I have to admit — I wanted to see Ronnie and Turquoise together. This was a love story with a harsh past, due to an assumed jail sentence for Ronnie and just being young parents, but I loved it. I loved seeing a mother and father still together and in love after so many years and so many roadblocks. I loved that Ronnie, while making some slightly irritating choices, is also a good person. I loved that there wasn’t violence following the run-in with Baker, the man who has pined for Turquoise for years. Typically, men in films, especially Black men, are prone to irrational violence when it comes to jealousy over their partner. While Ronnie is upset, he doesn’t do anything stupid and still smiles kindly at Turquoise when he next sees her. Ronnie is trying to be better, and while that has come with some bumps in the road, he is still on the road.

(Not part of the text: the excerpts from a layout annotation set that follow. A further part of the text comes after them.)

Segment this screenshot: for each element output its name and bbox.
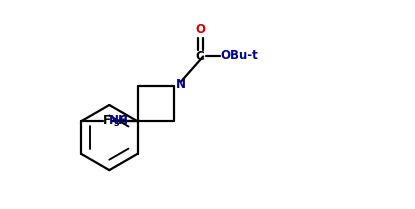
Text: 3: 3: [114, 119, 120, 128]
Text: N: N: [176, 78, 186, 91]
Text: NH: NH: [109, 114, 129, 127]
Text: F: F: [103, 114, 111, 127]
Text: OBu-t: OBu-t: [220, 49, 258, 62]
Text: C: C: [196, 50, 205, 63]
Text: C: C: [119, 114, 127, 127]
Text: O: O: [195, 23, 205, 36]
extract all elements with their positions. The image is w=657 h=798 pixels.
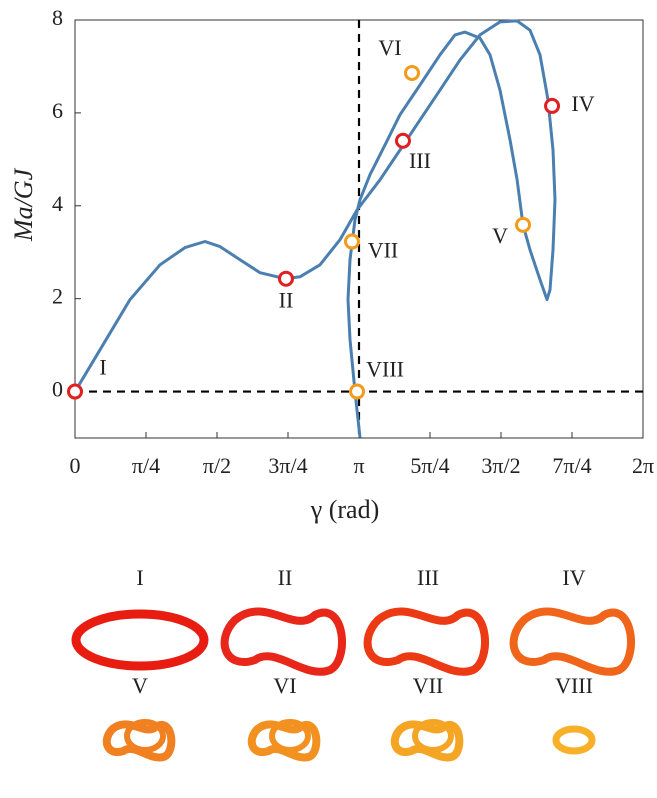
point-marker: [544, 97, 561, 114]
thumbnail-label: IV: [562, 565, 585, 590]
x-tick-label: π/4: [132, 453, 160, 478]
y-tick-label: 6: [52, 98, 63, 123]
point-marker: [343, 233, 360, 250]
x-tick-label: 3π/2: [481, 453, 520, 478]
ring-shape: [269, 719, 311, 753]
x-tick-label: 5π/4: [410, 453, 449, 478]
y-tick-label: 2: [52, 284, 63, 309]
y-tick-label: 8: [52, 5, 63, 30]
point-marker: [404, 64, 421, 81]
curve: [73, 19, 557, 438]
ring-shape: [71, 609, 209, 671]
y-tick-label: 0: [52, 377, 63, 402]
ring-shape: [363, 607, 489, 676]
x-tick-label: 3π/4: [268, 453, 307, 478]
x-axis-label: γ (rad): [310, 495, 380, 524]
thumbnail-label: VI: [273, 673, 296, 698]
ring-shape: [247, 720, 321, 762]
ring-shape: [412, 719, 454, 753]
thumbnail-label: VII: [413, 673, 444, 698]
point-label: VI: [378, 35, 401, 60]
y-tick-label: 4: [52, 191, 63, 216]
thumbnail-label: III: [417, 565, 439, 590]
ring-shape: [102, 720, 176, 762]
x-tick-label: π/2: [203, 453, 231, 478]
x-tick-label: 7π/4: [552, 453, 591, 478]
ring-shape: [220, 607, 346, 676]
point-label: IV: [571, 91, 594, 116]
point-label: V: [492, 223, 508, 248]
thumbnail-label: II: [278, 565, 293, 590]
x-tick-label: 0: [70, 453, 81, 478]
x-tick-label: 2π: [632, 453, 654, 478]
ring-shape: [552, 725, 596, 755]
thumbnail-label: V: [132, 673, 148, 698]
point-label: VIII: [366, 357, 404, 382]
ring-shape: [124, 719, 166, 753]
thumbnail-label: VIII: [555, 673, 593, 698]
ring-shape: [509, 607, 635, 676]
point-label: VII: [368, 238, 399, 263]
point-marker: [515, 216, 532, 233]
point-label: II: [279, 288, 294, 313]
thumbnail-label: I: [136, 565, 143, 590]
point-label: III: [409, 148, 431, 173]
point-marker: [277, 270, 294, 287]
point-marker: [67, 383, 83, 400]
point-marker: [349, 383, 366, 400]
point-marker: [394, 132, 411, 149]
x-tick-label: π: [353, 453, 364, 478]
ring-shape: [390, 720, 464, 762]
point-label: I: [99, 355, 106, 380]
y-axis-label: Ma/GJ: [9, 167, 38, 242]
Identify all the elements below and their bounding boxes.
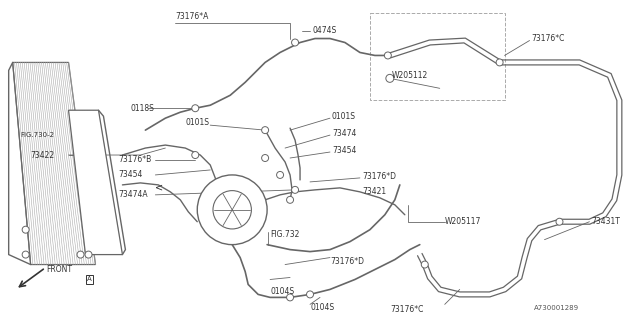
Text: W205112: W205112 [392,71,428,80]
Text: 73176*C: 73176*C [390,305,423,314]
Text: FIG.732: FIG.732 [270,230,300,239]
Text: 73421: 73421 [362,188,386,196]
Text: 0474S: 0474S [312,26,336,35]
Text: 73176*B: 73176*B [118,156,152,164]
Circle shape [287,196,294,203]
Circle shape [276,172,284,179]
Circle shape [77,251,84,258]
Text: A730001289: A730001289 [534,305,579,311]
Text: W205117: W205117 [445,217,481,226]
Circle shape [421,261,428,268]
Text: 73176*C: 73176*C [532,34,565,43]
Text: FIG.730-2: FIG.730-2 [20,132,54,138]
Circle shape [496,59,503,66]
Text: A: A [87,276,92,283]
Text: 0118S: 0118S [131,104,154,113]
Circle shape [262,155,269,162]
Circle shape [386,74,394,82]
Text: 73176*A: 73176*A [175,12,209,20]
Text: 73176*D: 73176*D [330,257,364,266]
Circle shape [292,186,298,193]
Text: 0101S: 0101S [332,112,356,121]
Text: 0101S: 0101S [186,118,209,127]
Circle shape [556,218,563,225]
Text: 73431T: 73431T [591,217,620,226]
Text: FRONT: FRONT [47,265,72,274]
Text: 73474A: 73474A [118,190,148,199]
Text: <: < [156,183,163,193]
Polygon shape [68,110,122,255]
Text: 0104S: 0104S [310,303,334,312]
Text: 73454: 73454 [332,146,356,155]
Circle shape [22,251,29,258]
Circle shape [85,251,92,258]
Circle shape [213,191,252,229]
Text: 0104S: 0104S [270,287,294,296]
Circle shape [292,39,298,46]
Text: 73454: 73454 [118,171,143,180]
Text: 73422: 73422 [31,150,55,160]
Text: 73474: 73474 [332,129,356,138]
Circle shape [287,294,294,301]
Circle shape [307,291,314,298]
Text: 73176*D: 73176*D [362,172,396,181]
Circle shape [385,52,391,59]
Circle shape [197,175,267,244]
Circle shape [262,127,269,134]
Circle shape [192,105,199,112]
Circle shape [192,152,199,158]
Circle shape [22,226,29,233]
Polygon shape [13,62,95,265]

But the main love story is between Turquoise and herself. As cheesy as that sounds, Turquoise manages to ignore the emotional, financial, and physical setbacks thrown at her throughout the film and stays true to herself. Her worst decision is that she got a bit forceful with her daughter entering the pageant. But I don’t blame her! Everyone wants to give their children a better life than they had. Turquoise thinks education is Kai’s best chance at a good life. And the only way to get a good education is money or scholarships. The pageant is the ticket to an education and a way out. Turquoise is not a stage mom and this is not Toddlers and Tiaras. The pageant is assumed to be the only chance Kai will have for a bright future, and Turquoise wants that so badly for her daughter.
The strength and ability of a mother to apologize to their teenage daughter are remarkable. Kai is a good kid — she likes dancing, her phone, and her boyfriend (who is a good person as well). Kai respects her mother and knows she working hard and doing her best for Kai. Turquoise is a good mother, and part of being a good mother is recognizing and working toward your own dreams as well. She ultimately realizes this, and instead of pushing her daughter in a specific direction, she simply supports her (emotionally and financially). As Glennon Doyle explains in the book Untamed, mothers should be models, not martyrs. Turquoise is the ultimate model of strength, love, and hard work without compromise.